Almond cultivar identification using machine learning classifiers applied to UAV-based multispectral data

ORCID Icon, ORCID Icon, , &
Pages 1533-1555 | Received 03 Nov 2022, Accepted 23 Feb 2023, Published online: 10 Mar 2023
 

ABSTRACT

In Portugal, almonds are a very important crop, due to their nutritional properties. In the northeastern part of the country, the almond sector has endured over time, with strong cultural traditions and key economic significance. In these areas, several cultivars are used. In effect, the presence of various almond cultivars implies differentiated management in irrigation, disease control, pruning system, and harvest planning. Therefore, cultivar classification is essential over large agricultural areas. Over the last decades, remote-sensing data have led to important breakthroughs in the classification of different cultivars for several crops. Nonetheless, for almonds, studies are incipient. Thus, this study aims to fill this knowledge gap and explore the classification of almond cultivars in an almond orchard. High-resolution multispectral data were acquired by an unmanned aerial vehicle (UAV). Vegetation indices (VIs) and tree structural parameters were, subsequently, estimated. To obtain an accurate cultivar identification, four machine learning classifiers, such as K-nearest neighbour (kNN), support vector machine (SVM), random forest (RF), and extreme gradient boosting (XGBoost), were applied and optimized through the fine-tuning process. The accuracy of machine learning classifiers was analysed.

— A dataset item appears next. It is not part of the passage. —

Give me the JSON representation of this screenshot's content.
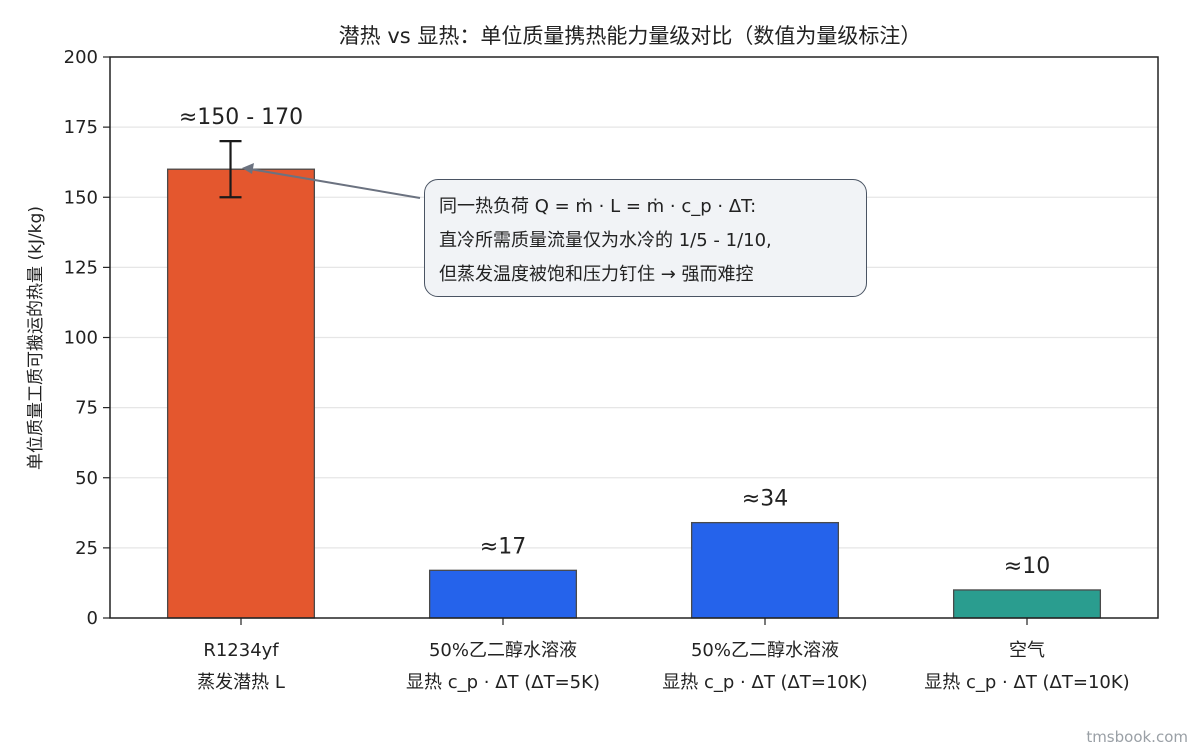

SVM and RF performed best with OAs of 76% and 74% using VIs and spectral bands (GREEN, GRVI, GN, REN, ClRE). Adding the canopy height model (CHM) improved performance, with RF and XGBoost having OAs of 88% and 84%. kNN performed worst with an OA of 73% using only VIs and spectral bands, 80% with VIs, spectral bands and CHM, and 93% with VIs, CHM, and tree crown area (TCA). The best performance was achieved by RF and XGBoost with OAs of 99% using VIs, CHM, and TCA. These results demonstrate the importance of the feature selection process. Moreover, this study reveals the feasibility of remote-sensing data and machine learning classifiers in the classification of almond cultivars.

Acknowledgements

Financial support was provided by national funds through FCT – Portuguese Foundation for Science and Technology (UI/BD/150727/2020), under the Doctoral Programme “Agricultural Production Chains – from fork to farm” (PD/00122/2012) and from the European Social Funds and the Regional Operational Programme Norte 2020. This study was also supported by CITAB research unit (UIDB/04033/2020). We also acknowledge the CoaClimateRisk project (COA/CAC/0030/2019).

Disclosure statement

No potential conflict of interest was reported by the author(s).

Additional information

Funding

The work was supported by the Fundacao para a Ciência e a Tecnologia [PD/00122/2012, UI/BD/150727/2020, UIDB/04033/2020].